10. Subirse al carro: nos dejamos llevar por lo que opina nuestro entorno. Si todos nuestros amigos son de izquierdas, nos costará más decir que somos de derechas (a no ser que nos guste especialmente llevar la contraria, claro). Uno de los ejemplos clásicos es el experimento de Asch, en el que mostraba tarjetas como esta:
¿Cuál de las tres líneas de la derecha mide lo mismo que la de la izquierda? A lo mejor te parece evidente que es la C, pero cuando el resto de la sala (compinchados con Asch) dijeron que era la B, el 75% de los participantes dio una respuesta incorrecta con al menos una de las tarjetas. “El porcentaje de error pasó del 1% cuando actuaban independientemente a casi el 37% cuando se veían influidos por el grupo”, escribe Kathryn Shulz en su libro En defensa del error.
Si crees que eres inmune a lo que piensa tu círculo social más cercano estás cayendo en lo que Schulz llama “la fantasía de la Resistencia Francesa”. A todos nos gusta pensar que de haber vivido la ocupación de Francia por los nazis, habríamos colaborado en la lucha contra los alemanes. Pero “la probabilidad está en nuestra contra”.
11. Falso consenso: sobreestimamos el grado en que otras personas están de acuerdo con nosotros. Y, relacionado con este, encontramos el sesgo de proyección: atribuimos a los demás nuestras propias creencias.

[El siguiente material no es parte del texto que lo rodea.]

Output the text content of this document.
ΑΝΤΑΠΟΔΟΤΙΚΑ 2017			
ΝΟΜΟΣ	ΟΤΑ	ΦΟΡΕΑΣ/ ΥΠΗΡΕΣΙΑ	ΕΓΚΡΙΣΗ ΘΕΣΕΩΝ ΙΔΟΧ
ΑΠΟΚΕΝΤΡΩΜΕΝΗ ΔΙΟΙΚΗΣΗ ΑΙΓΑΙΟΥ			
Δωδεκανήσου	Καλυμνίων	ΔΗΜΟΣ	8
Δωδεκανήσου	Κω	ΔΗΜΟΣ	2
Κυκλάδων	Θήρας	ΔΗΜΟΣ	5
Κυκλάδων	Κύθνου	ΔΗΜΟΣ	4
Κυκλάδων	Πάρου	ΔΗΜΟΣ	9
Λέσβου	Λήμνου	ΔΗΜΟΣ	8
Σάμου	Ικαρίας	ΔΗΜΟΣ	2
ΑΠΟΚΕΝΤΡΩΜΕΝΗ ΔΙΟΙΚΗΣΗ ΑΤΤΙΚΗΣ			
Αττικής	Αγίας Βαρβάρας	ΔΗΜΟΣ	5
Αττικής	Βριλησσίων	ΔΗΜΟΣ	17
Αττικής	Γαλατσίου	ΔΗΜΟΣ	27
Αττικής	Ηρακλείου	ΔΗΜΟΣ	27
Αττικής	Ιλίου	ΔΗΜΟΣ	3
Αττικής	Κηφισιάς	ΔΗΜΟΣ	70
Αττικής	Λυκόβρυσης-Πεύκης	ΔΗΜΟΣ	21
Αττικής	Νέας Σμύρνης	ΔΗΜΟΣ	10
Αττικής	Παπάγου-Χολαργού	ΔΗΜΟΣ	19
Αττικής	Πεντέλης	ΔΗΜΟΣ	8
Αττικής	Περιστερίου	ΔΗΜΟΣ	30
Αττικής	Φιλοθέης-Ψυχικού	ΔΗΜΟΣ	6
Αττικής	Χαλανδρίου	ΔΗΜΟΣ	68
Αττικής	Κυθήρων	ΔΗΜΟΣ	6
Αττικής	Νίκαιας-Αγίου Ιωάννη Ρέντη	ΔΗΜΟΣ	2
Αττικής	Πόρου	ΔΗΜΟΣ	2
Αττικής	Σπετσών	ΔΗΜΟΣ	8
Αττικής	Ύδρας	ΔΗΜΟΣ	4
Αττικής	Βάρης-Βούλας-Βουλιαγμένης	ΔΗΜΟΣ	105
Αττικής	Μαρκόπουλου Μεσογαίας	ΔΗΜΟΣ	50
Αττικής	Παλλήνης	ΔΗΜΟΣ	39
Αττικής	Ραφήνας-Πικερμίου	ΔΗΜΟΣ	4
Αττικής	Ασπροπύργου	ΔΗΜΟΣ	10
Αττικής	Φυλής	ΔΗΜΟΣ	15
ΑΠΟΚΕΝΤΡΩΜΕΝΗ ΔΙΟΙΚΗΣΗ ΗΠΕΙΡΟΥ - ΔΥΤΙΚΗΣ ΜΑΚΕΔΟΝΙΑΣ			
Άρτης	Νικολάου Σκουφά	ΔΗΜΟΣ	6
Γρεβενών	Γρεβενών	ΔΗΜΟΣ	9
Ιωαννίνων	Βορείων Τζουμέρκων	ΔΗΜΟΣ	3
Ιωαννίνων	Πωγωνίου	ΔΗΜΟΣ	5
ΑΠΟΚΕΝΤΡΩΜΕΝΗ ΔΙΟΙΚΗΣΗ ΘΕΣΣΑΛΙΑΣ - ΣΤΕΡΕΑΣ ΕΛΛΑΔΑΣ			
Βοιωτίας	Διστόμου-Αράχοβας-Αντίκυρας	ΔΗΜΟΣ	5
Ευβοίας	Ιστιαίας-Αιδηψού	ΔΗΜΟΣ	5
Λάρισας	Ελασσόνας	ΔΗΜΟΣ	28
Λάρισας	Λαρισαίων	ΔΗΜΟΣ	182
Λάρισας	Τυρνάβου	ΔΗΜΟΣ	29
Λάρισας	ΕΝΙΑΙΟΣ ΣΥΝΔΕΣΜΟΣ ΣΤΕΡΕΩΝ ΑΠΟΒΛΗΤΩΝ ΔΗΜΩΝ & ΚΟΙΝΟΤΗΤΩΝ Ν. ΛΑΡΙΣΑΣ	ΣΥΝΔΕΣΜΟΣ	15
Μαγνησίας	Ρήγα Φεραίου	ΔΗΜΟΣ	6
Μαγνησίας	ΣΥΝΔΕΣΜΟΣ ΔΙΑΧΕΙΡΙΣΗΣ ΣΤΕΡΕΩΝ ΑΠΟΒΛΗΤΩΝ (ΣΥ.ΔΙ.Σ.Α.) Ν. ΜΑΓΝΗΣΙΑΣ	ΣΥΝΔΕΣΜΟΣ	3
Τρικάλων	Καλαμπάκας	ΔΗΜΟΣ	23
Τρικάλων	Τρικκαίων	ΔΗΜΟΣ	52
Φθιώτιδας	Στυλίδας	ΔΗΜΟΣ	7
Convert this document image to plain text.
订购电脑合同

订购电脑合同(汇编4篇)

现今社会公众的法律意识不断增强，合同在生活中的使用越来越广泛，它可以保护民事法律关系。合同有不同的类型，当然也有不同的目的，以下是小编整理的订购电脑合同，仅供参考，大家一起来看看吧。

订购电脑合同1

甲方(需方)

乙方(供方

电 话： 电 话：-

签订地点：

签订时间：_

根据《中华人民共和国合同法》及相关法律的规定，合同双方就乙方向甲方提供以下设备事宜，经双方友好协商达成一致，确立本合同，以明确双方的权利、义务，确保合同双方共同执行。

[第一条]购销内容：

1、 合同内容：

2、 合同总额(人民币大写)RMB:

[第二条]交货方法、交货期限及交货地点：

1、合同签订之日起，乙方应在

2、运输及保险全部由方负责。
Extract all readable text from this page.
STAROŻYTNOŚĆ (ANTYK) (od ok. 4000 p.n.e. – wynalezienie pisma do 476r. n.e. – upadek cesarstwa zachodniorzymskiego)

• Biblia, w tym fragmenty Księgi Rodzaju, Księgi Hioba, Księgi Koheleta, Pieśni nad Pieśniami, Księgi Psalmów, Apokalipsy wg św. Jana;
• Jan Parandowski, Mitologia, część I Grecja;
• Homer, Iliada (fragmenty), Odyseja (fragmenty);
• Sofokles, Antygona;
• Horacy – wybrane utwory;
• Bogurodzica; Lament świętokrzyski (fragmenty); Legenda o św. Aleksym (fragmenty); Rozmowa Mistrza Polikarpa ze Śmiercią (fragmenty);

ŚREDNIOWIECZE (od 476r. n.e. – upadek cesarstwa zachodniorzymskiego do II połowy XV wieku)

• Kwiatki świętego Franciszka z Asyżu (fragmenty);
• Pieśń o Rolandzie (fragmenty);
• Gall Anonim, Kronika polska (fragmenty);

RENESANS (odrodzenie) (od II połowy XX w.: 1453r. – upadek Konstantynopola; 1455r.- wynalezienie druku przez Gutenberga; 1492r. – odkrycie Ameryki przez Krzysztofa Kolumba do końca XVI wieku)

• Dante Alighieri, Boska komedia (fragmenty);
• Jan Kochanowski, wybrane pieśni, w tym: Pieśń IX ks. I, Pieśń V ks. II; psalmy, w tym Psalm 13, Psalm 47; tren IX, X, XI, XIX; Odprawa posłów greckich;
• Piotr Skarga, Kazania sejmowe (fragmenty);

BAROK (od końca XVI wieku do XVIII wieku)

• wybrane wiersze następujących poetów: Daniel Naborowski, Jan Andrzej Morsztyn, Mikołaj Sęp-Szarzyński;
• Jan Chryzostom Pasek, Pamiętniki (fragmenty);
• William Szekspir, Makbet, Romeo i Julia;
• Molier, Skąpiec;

12. Observación selectiva: ocurre cuando, por ejemplo, nos rompemos una pierna y salimos a la calle y solo vemos a gente con muletas. Nos fijamos mucho más en lo que nos atañe de forma directa y le atribuimos más presencia e importancia de la que tiene.
13. La aversión a la pérdida y el sesgo de statu quo: valoramos más lo que tenemos que lo que podríamos conseguir, aunque a veces esto signifique perder oportunidades, como explica Kahneman. Es decir, por lo general somos reacios a los cambios.
14. El punto ciego: no somos conscientes de nuestros propios sesgos. Los vemos clarísimos en los demás, pero no nos damos cuenta cuando nosotros caemos en uno. Esto pasa sobre todo y precisamente "cuando empezamos a aprender sobre sesgos", añade Matute.
15. Aquí influye también el sesgo por interés personal. Todos nos creemos mejores que la media y si no, preguntad a cualquier conductor. Esto tiene su parte positiva, porque nos protege de depresiones y estrés, además de alimentar nuestras esperanzas. Pero nos lleva a creernos inmunes a los errores.